Antivirus technology is a crock. It fails to prevent computers from getting infected with viruses, and this failure contributes to many other security woes that plague the world's computers. Because viruses spread, hackers find it easier to compromise computers, identity theft is better enabled, and computer fraud is easier to perpetrate. Virus-infected computers become a resource for hackers to exploit. Some hackers assemble and control networks of thousands of such computers and use them to distribute huge volumes of spam, mount sophisticated phishing attacks, and launch targeted "denial of service" attacks on companies. The level of virus infection is high. It's not an epidemic; it's a pandemic. How bad is it? That depends on how you look at it.

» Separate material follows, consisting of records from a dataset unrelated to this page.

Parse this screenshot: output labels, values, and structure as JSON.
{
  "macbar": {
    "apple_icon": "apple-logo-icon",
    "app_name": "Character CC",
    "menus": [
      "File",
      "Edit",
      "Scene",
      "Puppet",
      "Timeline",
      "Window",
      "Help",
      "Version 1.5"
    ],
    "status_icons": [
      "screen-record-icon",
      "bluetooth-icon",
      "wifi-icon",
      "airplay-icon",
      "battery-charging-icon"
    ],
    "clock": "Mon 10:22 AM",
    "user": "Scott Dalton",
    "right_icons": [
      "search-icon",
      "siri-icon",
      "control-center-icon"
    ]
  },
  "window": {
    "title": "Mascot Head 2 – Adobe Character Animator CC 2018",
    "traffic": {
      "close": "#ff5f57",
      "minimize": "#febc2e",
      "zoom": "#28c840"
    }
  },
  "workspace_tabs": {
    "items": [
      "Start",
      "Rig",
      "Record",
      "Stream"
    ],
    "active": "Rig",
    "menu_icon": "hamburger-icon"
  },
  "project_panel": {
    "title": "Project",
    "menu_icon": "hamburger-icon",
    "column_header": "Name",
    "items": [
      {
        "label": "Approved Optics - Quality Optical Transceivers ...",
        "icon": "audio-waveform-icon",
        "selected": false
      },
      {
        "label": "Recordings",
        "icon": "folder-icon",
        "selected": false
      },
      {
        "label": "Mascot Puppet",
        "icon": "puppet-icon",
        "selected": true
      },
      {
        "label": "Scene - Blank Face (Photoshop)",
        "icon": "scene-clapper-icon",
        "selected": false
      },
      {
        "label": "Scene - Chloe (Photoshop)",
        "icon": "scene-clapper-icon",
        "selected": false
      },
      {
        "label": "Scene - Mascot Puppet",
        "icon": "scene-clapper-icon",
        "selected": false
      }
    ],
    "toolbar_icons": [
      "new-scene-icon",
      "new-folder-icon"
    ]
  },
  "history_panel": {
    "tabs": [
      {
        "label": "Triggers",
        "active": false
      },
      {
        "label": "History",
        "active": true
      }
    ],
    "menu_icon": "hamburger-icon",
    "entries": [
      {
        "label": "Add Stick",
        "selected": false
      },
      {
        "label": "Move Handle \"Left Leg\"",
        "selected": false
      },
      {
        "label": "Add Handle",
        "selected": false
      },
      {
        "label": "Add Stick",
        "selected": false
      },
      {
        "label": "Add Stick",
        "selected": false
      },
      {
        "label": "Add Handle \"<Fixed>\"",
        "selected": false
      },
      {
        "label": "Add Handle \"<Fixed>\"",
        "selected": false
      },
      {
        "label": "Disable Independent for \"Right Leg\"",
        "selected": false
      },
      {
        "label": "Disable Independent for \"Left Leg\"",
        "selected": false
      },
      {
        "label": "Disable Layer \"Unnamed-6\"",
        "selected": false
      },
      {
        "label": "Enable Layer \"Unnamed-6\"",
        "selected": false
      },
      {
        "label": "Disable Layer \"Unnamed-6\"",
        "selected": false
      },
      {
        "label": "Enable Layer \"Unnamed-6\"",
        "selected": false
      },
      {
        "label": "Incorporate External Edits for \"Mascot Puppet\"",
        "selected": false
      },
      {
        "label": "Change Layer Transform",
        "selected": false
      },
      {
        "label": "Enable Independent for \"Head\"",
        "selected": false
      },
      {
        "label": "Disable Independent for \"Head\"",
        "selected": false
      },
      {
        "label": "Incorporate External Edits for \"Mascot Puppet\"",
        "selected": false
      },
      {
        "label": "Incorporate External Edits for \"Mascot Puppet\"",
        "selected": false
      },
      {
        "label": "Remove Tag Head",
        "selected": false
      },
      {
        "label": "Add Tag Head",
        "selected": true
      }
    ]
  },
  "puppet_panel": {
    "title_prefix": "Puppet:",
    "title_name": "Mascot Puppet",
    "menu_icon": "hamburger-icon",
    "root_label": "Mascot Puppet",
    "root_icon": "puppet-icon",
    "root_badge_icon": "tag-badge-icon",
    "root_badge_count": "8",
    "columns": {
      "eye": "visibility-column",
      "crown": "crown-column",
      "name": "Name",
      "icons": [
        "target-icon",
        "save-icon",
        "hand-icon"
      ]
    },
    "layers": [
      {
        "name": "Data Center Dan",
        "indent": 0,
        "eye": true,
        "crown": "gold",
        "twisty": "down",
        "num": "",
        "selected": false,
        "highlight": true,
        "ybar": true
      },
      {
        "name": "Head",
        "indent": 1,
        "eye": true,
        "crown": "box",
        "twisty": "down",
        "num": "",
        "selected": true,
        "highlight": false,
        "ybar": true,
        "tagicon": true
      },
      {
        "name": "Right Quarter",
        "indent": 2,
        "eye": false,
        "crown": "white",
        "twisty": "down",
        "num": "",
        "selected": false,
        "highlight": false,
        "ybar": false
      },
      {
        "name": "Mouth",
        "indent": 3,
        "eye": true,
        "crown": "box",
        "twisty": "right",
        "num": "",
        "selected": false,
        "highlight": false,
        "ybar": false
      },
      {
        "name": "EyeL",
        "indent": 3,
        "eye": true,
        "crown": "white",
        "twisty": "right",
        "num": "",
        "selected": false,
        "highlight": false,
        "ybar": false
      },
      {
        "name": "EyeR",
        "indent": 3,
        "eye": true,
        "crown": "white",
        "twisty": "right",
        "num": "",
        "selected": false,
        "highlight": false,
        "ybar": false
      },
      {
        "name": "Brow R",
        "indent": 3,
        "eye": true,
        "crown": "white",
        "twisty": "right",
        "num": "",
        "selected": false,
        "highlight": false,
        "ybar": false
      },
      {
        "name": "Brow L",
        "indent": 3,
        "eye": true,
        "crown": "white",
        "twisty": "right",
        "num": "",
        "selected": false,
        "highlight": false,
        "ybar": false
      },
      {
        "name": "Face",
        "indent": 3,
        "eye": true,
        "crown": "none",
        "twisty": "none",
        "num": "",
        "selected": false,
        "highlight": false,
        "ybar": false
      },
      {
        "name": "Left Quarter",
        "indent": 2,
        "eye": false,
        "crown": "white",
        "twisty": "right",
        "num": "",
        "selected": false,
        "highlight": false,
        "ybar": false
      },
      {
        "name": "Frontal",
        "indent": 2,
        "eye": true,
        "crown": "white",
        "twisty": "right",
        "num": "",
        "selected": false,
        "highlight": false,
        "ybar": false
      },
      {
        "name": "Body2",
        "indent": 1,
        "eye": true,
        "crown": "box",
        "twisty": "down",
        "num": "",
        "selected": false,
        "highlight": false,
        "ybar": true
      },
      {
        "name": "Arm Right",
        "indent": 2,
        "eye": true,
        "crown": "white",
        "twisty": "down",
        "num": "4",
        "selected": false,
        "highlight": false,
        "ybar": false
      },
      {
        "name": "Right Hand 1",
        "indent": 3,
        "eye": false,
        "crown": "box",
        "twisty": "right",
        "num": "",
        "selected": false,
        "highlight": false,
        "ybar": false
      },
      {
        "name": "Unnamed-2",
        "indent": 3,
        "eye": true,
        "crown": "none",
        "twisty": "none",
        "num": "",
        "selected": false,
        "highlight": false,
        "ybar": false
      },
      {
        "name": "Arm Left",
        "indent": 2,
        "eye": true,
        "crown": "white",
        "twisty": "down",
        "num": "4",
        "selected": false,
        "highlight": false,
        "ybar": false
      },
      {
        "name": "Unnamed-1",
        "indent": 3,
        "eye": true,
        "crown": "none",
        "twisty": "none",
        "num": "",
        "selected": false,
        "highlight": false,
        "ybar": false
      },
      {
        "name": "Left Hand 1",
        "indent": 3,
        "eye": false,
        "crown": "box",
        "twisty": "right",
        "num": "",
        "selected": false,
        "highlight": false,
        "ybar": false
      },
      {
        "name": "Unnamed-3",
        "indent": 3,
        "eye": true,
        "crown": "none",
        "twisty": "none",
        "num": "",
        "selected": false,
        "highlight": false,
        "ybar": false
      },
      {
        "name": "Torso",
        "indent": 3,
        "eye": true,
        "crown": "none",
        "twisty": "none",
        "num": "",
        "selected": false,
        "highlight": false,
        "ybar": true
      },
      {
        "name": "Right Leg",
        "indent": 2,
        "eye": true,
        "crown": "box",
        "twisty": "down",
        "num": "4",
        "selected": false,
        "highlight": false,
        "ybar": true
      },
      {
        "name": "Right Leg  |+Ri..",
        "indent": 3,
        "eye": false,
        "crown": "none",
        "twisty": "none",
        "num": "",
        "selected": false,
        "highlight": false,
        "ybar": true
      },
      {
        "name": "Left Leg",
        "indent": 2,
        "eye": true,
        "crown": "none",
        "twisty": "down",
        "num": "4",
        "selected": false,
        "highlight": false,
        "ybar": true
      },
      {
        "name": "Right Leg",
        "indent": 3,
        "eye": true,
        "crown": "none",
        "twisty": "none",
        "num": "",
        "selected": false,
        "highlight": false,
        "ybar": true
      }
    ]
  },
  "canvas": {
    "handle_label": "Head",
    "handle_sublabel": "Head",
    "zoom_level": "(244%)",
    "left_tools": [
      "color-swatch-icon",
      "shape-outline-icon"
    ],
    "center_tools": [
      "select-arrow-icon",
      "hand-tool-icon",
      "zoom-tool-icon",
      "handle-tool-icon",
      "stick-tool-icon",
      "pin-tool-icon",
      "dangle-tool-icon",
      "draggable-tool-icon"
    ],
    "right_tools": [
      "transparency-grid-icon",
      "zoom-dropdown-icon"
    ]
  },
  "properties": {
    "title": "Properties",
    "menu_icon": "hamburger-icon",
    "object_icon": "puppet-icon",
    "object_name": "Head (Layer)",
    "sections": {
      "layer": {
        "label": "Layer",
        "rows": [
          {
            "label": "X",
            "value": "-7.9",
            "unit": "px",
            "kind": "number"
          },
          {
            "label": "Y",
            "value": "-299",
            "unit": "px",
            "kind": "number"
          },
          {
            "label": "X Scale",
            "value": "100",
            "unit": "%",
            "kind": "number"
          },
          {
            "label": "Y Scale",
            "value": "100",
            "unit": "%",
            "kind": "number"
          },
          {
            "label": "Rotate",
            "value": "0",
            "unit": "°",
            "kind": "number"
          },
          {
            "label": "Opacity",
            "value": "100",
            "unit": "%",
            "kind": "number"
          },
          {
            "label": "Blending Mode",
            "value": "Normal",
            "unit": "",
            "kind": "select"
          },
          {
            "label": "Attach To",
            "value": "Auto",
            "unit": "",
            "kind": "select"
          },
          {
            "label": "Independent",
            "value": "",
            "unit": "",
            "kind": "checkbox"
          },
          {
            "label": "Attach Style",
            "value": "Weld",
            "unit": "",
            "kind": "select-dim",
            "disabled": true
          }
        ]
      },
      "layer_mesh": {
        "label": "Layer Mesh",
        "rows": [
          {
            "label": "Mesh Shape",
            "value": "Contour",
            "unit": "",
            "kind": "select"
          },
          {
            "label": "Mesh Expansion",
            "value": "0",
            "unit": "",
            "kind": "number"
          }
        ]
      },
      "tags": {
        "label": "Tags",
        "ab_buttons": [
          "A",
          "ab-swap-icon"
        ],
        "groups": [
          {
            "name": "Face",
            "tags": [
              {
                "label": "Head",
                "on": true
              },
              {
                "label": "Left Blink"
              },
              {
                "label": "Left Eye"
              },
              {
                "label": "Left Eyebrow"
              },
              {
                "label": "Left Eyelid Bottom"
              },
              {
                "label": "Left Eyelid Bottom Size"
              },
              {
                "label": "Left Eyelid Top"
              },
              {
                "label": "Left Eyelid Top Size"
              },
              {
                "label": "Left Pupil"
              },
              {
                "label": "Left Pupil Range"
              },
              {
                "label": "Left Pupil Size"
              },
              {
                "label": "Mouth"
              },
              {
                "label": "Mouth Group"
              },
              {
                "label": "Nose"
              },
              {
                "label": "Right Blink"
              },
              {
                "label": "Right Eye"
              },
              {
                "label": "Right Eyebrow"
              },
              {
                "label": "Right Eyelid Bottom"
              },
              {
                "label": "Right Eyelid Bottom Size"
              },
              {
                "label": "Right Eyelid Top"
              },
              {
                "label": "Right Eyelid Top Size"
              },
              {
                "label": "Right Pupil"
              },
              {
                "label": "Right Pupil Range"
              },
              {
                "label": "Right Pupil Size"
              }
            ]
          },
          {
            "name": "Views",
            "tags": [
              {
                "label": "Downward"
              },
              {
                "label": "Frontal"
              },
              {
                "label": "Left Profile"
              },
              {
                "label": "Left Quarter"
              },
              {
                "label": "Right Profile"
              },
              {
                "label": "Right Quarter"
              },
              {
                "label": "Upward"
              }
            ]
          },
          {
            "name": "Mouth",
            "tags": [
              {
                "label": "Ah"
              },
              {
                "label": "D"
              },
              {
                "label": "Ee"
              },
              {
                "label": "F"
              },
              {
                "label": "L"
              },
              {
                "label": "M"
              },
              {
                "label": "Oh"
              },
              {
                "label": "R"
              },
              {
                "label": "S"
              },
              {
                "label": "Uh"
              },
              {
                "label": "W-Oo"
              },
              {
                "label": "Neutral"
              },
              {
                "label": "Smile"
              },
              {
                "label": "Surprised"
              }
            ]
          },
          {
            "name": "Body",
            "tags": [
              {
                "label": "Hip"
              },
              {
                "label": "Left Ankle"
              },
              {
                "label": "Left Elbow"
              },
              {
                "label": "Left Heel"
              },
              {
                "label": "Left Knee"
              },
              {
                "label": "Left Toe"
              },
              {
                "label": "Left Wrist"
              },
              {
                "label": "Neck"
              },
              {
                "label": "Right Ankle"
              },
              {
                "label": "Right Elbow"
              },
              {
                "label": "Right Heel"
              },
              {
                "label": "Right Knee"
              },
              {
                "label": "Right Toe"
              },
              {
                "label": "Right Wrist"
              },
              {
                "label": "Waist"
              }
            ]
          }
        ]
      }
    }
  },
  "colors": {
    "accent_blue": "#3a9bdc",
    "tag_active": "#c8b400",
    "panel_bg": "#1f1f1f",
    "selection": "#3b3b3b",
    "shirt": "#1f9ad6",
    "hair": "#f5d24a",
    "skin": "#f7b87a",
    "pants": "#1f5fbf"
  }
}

For the home computer user and small-business user, infection is chronic. In June, 2006, Microsoft (MSFT) revealed the results of a 15-month test of its Malicious Software Removal Tool on home PCs and small-business PCs. The utility had been used to scan and clean 5.7 million PCs, and it found backdoor Trojans, or programs that let hackers gain entry, on about 62% of them. And during the 15-month period, 20% of PCs that were cleaned were reinfected. Big companies aren't immune, either. The 2005 Yankee Group Security Leaders & Laggards Survey indicated that while 99% of enterprises have deployed antivirus programs, 62% got infected by viruses. The situation for large enterprises is, it seems, not much better than for other PC users. They may be better able to recover from infection, but they still get infected.